陸云龍本身很有才華,當年十里八鄉也是一等一的俊俏書生,但是家道中落,陸云龍為了生計,入贅到了他們的鄭家,這些年,鄭氏一直對自己的丈夫有很深的歉意。
因為贅婿的關系,陸云龍不能參加科舉,只能以寫書為生,混一筆正之名,卻因為寫的東西,既不叫好,也不叫座,這些年一直郁郁寡歡。
陸云龍卻是搖了搖頭,說道:“萬歲今年下旨,廢了科舉的門第之見,我也是可以參加科舉的,我想今年參加科舉,若是能夠金榜題名,那自然是鵬程萬里,若是不能,怎么說中個舉人,也有一些蠲田,可以省一些銀錢,省的父親整日里叨叨,我是個吃白飯的。”
“只不過這數年未曾看過經典子史,也不知道還能不能寫出錦繡文章來,博得頭彩。”
“真的?!”鄭氏放下了手中的水壺,停下了給養在屋子里的文竹,飄到了陸云龍的身邊,臉上都是驚喜的說道:“真的可以參加科舉了嗎?我早就聽到坊里坊外都在傳聞此事,莫不是真的?”
“真的。

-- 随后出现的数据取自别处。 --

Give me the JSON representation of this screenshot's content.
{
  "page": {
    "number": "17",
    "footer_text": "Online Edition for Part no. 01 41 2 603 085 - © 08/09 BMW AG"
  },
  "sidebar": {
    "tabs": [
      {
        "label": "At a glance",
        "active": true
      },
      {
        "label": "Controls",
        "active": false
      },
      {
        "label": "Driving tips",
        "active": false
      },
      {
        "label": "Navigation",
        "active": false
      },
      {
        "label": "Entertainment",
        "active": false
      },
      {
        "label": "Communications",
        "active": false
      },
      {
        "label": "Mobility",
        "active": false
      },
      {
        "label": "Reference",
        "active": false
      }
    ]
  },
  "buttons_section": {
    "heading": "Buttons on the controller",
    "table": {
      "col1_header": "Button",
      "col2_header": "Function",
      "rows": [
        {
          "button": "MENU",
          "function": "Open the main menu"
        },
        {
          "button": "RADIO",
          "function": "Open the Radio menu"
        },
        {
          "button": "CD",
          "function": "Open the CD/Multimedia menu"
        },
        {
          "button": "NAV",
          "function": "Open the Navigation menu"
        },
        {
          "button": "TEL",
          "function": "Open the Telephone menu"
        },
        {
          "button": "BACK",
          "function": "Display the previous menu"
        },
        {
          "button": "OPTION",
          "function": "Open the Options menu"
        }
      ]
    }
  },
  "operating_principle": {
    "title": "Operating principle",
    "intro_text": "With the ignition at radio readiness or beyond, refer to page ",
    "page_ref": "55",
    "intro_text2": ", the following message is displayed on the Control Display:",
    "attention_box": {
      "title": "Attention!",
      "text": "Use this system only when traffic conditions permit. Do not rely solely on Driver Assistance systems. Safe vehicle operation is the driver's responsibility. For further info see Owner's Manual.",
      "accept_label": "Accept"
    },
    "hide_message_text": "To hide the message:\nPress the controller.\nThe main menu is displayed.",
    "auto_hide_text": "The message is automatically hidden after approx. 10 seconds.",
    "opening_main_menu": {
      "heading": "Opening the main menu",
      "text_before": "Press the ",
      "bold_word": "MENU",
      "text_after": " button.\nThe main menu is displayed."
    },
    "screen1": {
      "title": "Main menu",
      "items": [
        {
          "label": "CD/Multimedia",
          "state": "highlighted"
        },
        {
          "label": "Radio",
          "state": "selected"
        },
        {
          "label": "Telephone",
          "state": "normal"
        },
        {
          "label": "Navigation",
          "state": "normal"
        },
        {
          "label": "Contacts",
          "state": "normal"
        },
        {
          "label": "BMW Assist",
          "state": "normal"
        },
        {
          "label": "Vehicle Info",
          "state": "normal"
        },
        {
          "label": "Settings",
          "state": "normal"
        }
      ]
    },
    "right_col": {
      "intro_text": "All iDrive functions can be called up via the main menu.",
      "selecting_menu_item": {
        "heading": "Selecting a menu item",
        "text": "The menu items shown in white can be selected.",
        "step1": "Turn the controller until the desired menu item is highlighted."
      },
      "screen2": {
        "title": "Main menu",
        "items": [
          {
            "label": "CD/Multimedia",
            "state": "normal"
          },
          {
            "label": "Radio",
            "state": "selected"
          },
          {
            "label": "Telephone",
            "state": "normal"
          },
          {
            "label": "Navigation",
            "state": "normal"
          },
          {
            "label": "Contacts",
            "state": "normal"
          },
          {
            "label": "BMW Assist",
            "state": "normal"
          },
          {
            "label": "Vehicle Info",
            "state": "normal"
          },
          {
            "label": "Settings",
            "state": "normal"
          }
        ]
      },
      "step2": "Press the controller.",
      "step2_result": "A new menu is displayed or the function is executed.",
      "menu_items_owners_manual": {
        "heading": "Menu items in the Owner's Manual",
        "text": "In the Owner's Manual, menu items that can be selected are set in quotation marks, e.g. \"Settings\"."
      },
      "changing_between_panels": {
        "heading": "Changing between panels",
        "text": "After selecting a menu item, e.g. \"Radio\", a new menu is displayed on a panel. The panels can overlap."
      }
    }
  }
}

”陸云龍放下了手中的《遼海丹忠錄》,笑著說道:“這我還能騙你不成?”
“那明日我們就去街上書坊買些書,這段時間你好生在家溫習,考取一個功名來!”鄭氏一臉驚喜的說著。
她丈夫整日里郁郁寡歡,偶爾為了寫書,一坐就是一整天,茶不思飯不想,愣愣的出神,結果寫出來的書,無人問津。
這下子有了事做,就不會整日里無所事事了。
鄭氏當然不愿意離開京師,京師米貴不假,但是他們家正經米行生意,最喜歡這京師米貴了。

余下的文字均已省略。